Iberia and the rest of Europe
What about the pan-European context (with the usual huge blanks in France, Britain, etc.)? Quite interesting as well:
|Annotated by Maju on fig. 23 (click to enlarge)|
As mentioned before, the Iberian hunter gatherers (HGW) appear clearly distinct from their Central and Eastern cousins in the mtDNA analysis. And with all this Iberian dataset it becomes apparent that there seem to be two "zones of admixture": one for Iberians and another for Central Europeans, the difference being on which aborigines they mix with.
Notice that it is not possible to differentiate here between local Central European and intrusive Eastern European admixture, as both aboriginal hunter-gatherer populations appear closely related in all analyses (maybe an artifact of the sampling strategy or maybe actually relevant, can't say).
It also caught my eye that a German site (Blätterhöhle, Westfalia, famed because farmer and hunter-gatherers living side by side were located there some years ago), clusters intensely with Iberian hunter-gatherers and related populations. I have to research more on this matter (which I had ignored so far) but I suspect it may be very relevant, because we could get an even longer chain of early "modern" mtDNA pools, adding this site to Paternabidea (Navarre) and Gurgy (Burgundy), spanning a long stretch of Western Europe, an area quite neglected by archaeogenetics so far, it must be said.
It is also worth mentioning that UC (which I believe stands for Unetice Culture) pulls the "Central European zone of admixture" in the PCA downwards, with a polarity of its own, a polarity that should probably be considered as specifically Indoeuropean.
The cluster analysis confirms much of what I just said above, not annotated for a change:
We see very clearly here a larger cluster more influenced by "farmer" genetics and a smaller one that includes all pre-Neolithic aborigines, plus two populations already post-Neolithic but clearly identifiable as at least largely aboriginal (PWC and BLA), plus a subcluster of Neolithic Iberians, from the North (NSE and EVN) and the West (CPE).

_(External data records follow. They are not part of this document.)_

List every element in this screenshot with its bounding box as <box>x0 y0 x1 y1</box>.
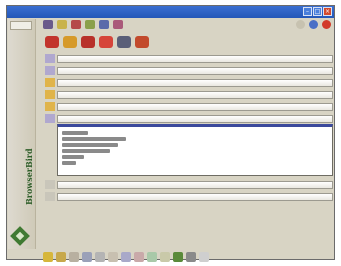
pencil-icon <box>45 78 55 87</box>
minimize-button[interactable]: – <box>303 7 312 16</box>
field-8[interactable] <box>57 193 333 201</box>
text-line <box>62 161 76 165</box>
toolbar-right-group <box>296 20 331 29</box>
field-3[interactable] <box>57 79 333 87</box>
field-row <box>43 102 333 112</box>
tool-f-icon[interactable] <box>113 20 123 29</box>
tool-b-icon[interactable] <box>57 20 67 29</box>
field-5[interactable] <box>57 103 333 111</box>
clip-icon[interactable] <box>117 36 131 48</box>
car-icon[interactable] <box>45 36 59 48</box>
person-icon <box>45 66 55 75</box>
field-row <box>43 90 333 100</box>
text-line <box>62 143 118 147</box>
search-icon[interactable] <box>147 252 157 262</box>
field-1[interactable] <box>57 55 333 63</box>
bottom-toolbar <box>43 252 313 264</box>
field-row <box>43 54 333 64</box>
glass-icon[interactable] <box>99 36 113 48</box>
text-line <box>62 149 110 153</box>
tool-e-icon[interactable] <box>99 20 109 29</box>
tool-c-icon[interactable] <box>71 20 81 29</box>
list-icon[interactable] <box>160 252 170 262</box>
doc-icon <box>45 192 55 201</box>
tool-a-icon[interactable] <box>43 20 53 29</box>
main-toolbar <box>43 20 333 34</box>
notes-textarea[interactable] <box>57 124 333 176</box>
tag-icon[interactable] <box>134 252 144 262</box>
cup-icon[interactable] <box>63 36 77 48</box>
text-line <box>62 131 88 135</box>
title-bar: – □ × <box>7 6 334 18</box>
pencil-icon <box>45 90 55 99</box>
leaf-icon[interactable] <box>173 252 183 262</box>
window-controls: – □ × <box>303 7 332 16</box>
settings-icon[interactable] <box>186 252 196 262</box>
text-line <box>62 137 126 141</box>
field-4[interactable] <box>57 91 333 99</box>
stop-icon[interactable] <box>322 20 331 29</box>
globe-icon[interactable] <box>309 20 318 29</box>
mail-icon[interactable] <box>121 252 131 262</box>
pencil-icon[interactable] <box>296 20 305 29</box>
tool-d-icon[interactable] <box>85 20 95 29</box>
text-line <box>62 155 84 159</box>
print-icon[interactable] <box>108 252 118 262</box>
pencil-icon <box>45 102 55 111</box>
maximize-button[interactable]: □ <box>313 7 322 16</box>
field-row <box>43 78 333 88</box>
field-row <box>43 66 333 76</box>
field-row <box>43 192 333 202</box>
doc-icon <box>45 180 55 189</box>
field-7[interactable] <box>57 181 333 189</box>
zoom-icon[interactable] <box>199 252 209 262</box>
tennis-icon[interactable] <box>135 36 149 48</box>
paste-icon[interactable] <box>95 252 105 262</box>
field-row <box>43 180 333 190</box>
field-2[interactable] <box>57 67 333 75</box>
brand-name: BrowserBird <box>24 148 34 205</box>
edit-icon[interactable] <box>69 252 79 262</box>
folder-icon[interactable] <box>43 252 53 262</box>
sidebar-tab[interactable] <box>10 21 32 30</box>
boot-icon[interactable] <box>81 36 95 48</box>
field-row <box>43 114 333 124</box>
app-window: – □ × BrowserBird <box>6 5 335 262</box>
form-panel <box>43 54 333 250</box>
left-sidebar: BrowserBird <box>8 19 36 249</box>
field-6[interactable] <box>57 115 333 123</box>
person-icon <box>45 54 55 63</box>
category-icon-row <box>45 36 185 50</box>
open-icon[interactable] <box>56 252 66 262</box>
close-button[interactable]: × <box>323 7 332 16</box>
person-icon <box>45 114 55 123</box>
copy-icon[interactable] <box>82 252 92 262</box>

The author notices that: Bernburg (BEC) and Funnel Beaker (FBC) samples (...) show almost no significant differences to any Iberian group, except to the Early Neolithic of Northern Spain (NSE) and Chalcolithic of East Spain (ESC). Hard to interpret but worth noticing, no doubt.
And there is a lot more in the thesis but I can only review so much, so take a look and tell me and the World if I'm missing something of relevance or you feel I'm misinterpreting something or whatever.